The "Made in China 2025" strategy primarily shows that China values emission or energy consumption reduction as one of its top priorities while restructuring and upgrading its economy. China does not seek growth at the expense of its commitment of "state social responsibility" to the world. Similarly, Belt and Road Initiative projects aim to help more of the under-developed countries by sharing the Chinese decades' development.
As the two largest economies in the world, China and the U.S. need to work together and fulfill their "state social responsibilities" to maintain global stability and promote growth of a "community of shared future."
However, recently, some voices have bubbled up that a fast-growing China may pose threats to the U.S. in the future, and they aim to contain China's development. The so-called "Thucydides Trap" theory has been cited a lot. However, most foreign policy commentators might have ignored the fact that in the 21st century, the improvement of people's moral standards and lessons learned from history have added new elements to human wisdom, the global economy has become increasingly integrated with the progress of globalization, and the military powers are rebalancing the world's geopolitical framework. All such changing factors are beyond the knowledge of the ancient Greeks.
In my opinion, China's remarkable growth has offered great opportunities to the U.S., for China is now capable of sharing more "social responsibilities" on the world stage and has become a stronger partner for the U.S.. Working closely, our two countries can take more of the world's challenges and risks, and contribute more to global economic growth, political stability, and social progress.

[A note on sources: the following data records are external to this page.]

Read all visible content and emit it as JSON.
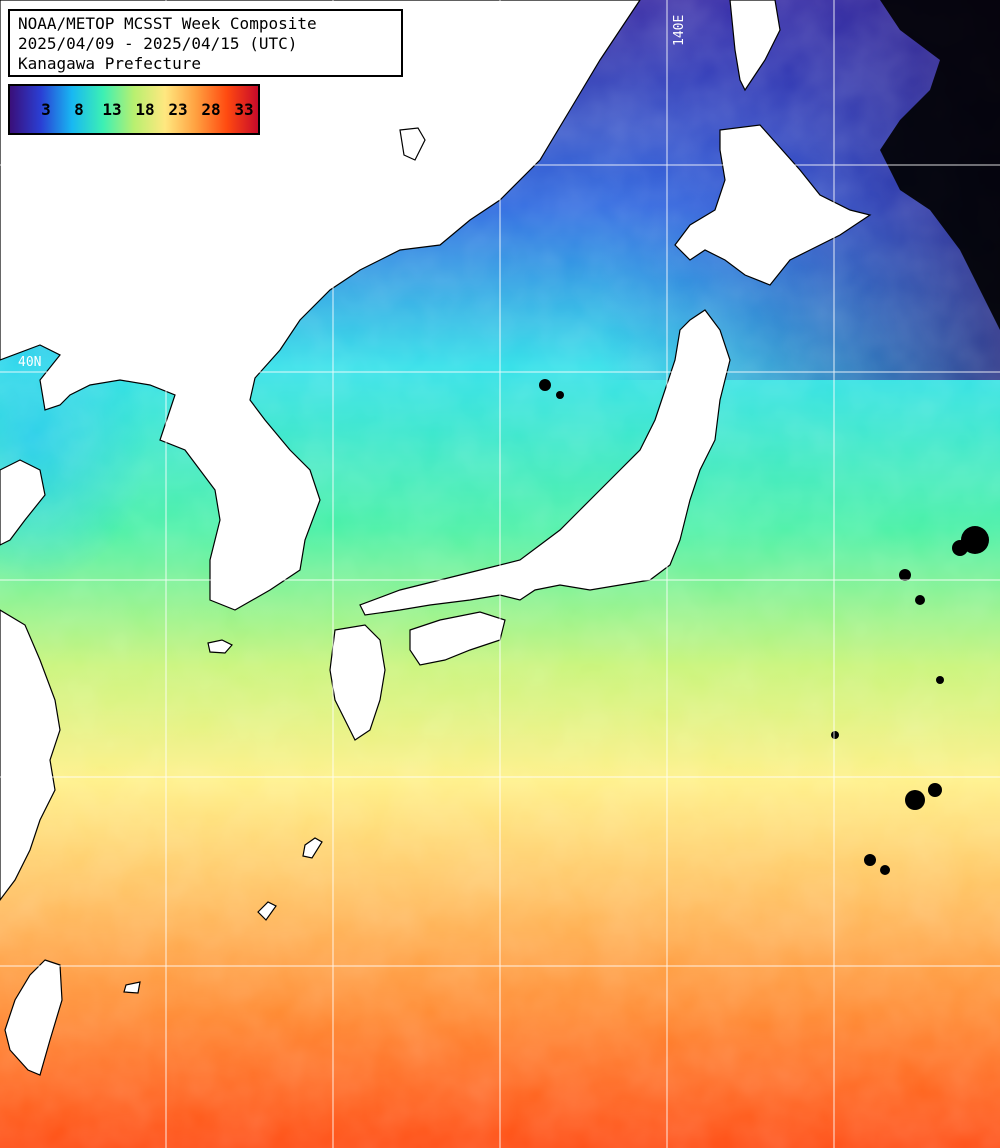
{
  "header": {
    "line1": "NOAA/METOP MCSST Week Composite",
    "line2": "2025/04/09 - 2025/04/15 (UTC)",
    "line3": "Kanagawa Prefecture"
  },
  "legend": {
    "ticks": [
      "3",
      "8",
      "13",
      "18",
      "23",
      "28",
      "33"
    ],
    "colors": [
      "#3a0f7a",
      "#2a3fd4",
      "#18b8f2",
      "#3cf0b4",
      "#b8f070",
      "#ffe880",
      "#ffa040",
      "#ff4a10",
      "#c80a2a"
    ]
  },
  "grid_labels": {
    "lat": "40N",
    "lon": "140E"
  },
  "colors": {
    "land": "#ffffff",
    "coast": "#000000",
    "grid": "#ffffff"
  }
}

Such examples abound in history. In the past financial crises, China has assisted the world in tiding over tough times. Those are the best examples of China's efforts to fulfill its "state social responsibility" and maintain global economic stability. Back in 1997, when the Asian financial crisis broke out, China withstood the pressure of currency depreciation and even narrowed the floating range of the yuan against the U.S. dollar. China's move helped East Asian countries stabilize financially and avoided the spread of a currency crisis. It also protected the developed economies against the impact of the crisis.
Again, in 2008, as the U.S. and then the world suffered from the financial crisis, the Fed began to implement Quantitative Easing (QE) to counter liquidity pressure. China had every reason not to echo America's easing monetary policy. However, if China were not to take actions, the policy effectiveness of the Fed would have diminished, as the Chinese market would soak up the liquidity released from the U.S. market through the international financial system. At that crucial time, China worked in concert with the QE measures of the U.S. by adopting a proactive fiscal policy and a prudent and moderately easing monetary policy. This decision helped boost the effectiveness of the Fed's economic stimulus indirectly and stabilize the global economy.
Imagine that China and the U.S. worked against each other, shirked their own "state social responsibilities," and sought vicious competition out of mistrust, the world economy would continue to deteriorate and ultimately hurt all countries. When commenting on the Sino-U.S. relations, President Xi once pointed out that both countries will "gain from collaboration and lose from confrontation." Just as a pertinent Chinese saying goes, "No egg stays intact under an overturned nest." No one can escape unscathed in a great disaster. If China and the U.S. see each other as a threat and refuse to work together, then the downfall of global economy would be the "overturned nest" where no single country would get spared.
Besides, human beings are facing many challenges, such as terrorism, natural disasters, contagious diseases, and poverty. I believe, by joining hands, the countries can jointly promote a more peaceful, stable, healthy and prosperous global community.